Manifesta 16 takes place in empty churches in four cities of the Ruhr Valley. The travelling Biennale investigates how we can reimagine empty church buildings as spaces for civic life, physical well-being and community encounter.
Among the more than 100 artists is Małgorzata Mirga-Tas with an installation at Christ König Church in Bochum, consisting of art works related to three different series 'From the series of 29 / Ryćhino (Roma Bear) / Jangare. The realisation of the installation was supported by AMMODO, The Adam Mickiewicz Institute and the Ministry of Culture and National Heritage of the Republic of Poland and Art Collection Telekom.
Beside the 'Jangare' figures (from jangar 'coal' in Romani), which refer to fortune telling or removing evil spells, there are the 'Bears', which refer to the long tradition of taming of wild animals.

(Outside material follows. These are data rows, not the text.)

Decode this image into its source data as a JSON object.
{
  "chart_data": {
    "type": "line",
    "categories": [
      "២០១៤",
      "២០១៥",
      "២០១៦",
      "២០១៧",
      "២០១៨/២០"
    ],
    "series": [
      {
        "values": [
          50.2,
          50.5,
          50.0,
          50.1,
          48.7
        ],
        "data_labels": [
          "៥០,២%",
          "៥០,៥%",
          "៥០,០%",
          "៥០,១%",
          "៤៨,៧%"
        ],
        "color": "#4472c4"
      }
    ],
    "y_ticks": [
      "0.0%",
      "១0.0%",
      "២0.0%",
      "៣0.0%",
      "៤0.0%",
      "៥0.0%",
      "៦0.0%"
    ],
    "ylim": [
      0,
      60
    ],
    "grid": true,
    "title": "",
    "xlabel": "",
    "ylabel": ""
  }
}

The 'series of 29' commemorates an event from July 1942 when German military police, together with Polish police officers, detained a group of 29 Roma men and women. Three men, five women and over 20 children were shot by the Germans and Poles. Their bodies were thrown into a pit dug at the site of the execution. In July 2011, at Cygańskie Górki, or Romani Hills as local residents have called the area near the town of Borzęcin Dolny in the south-east of Poland – Roma sculptor Małgorzata Mirga-Tas erected a wooden monument. Małgorzata Mirga-Tas designed a monument consisting of a vertical slab with an epitaph featuring an excerpt from a poem by the Polish-Romani poet Papusza. Located on both sides of the epitaph plaque were figures of dying Roma men and women. Four years later, in the spring of 2016, unknown perpetrators destroyed the monument. Based on fragments of the vandalised monument, Małgorzata Mirga-Tas created a series of wax sculptures that commemorate both the original murders and the subsequent act of destruction.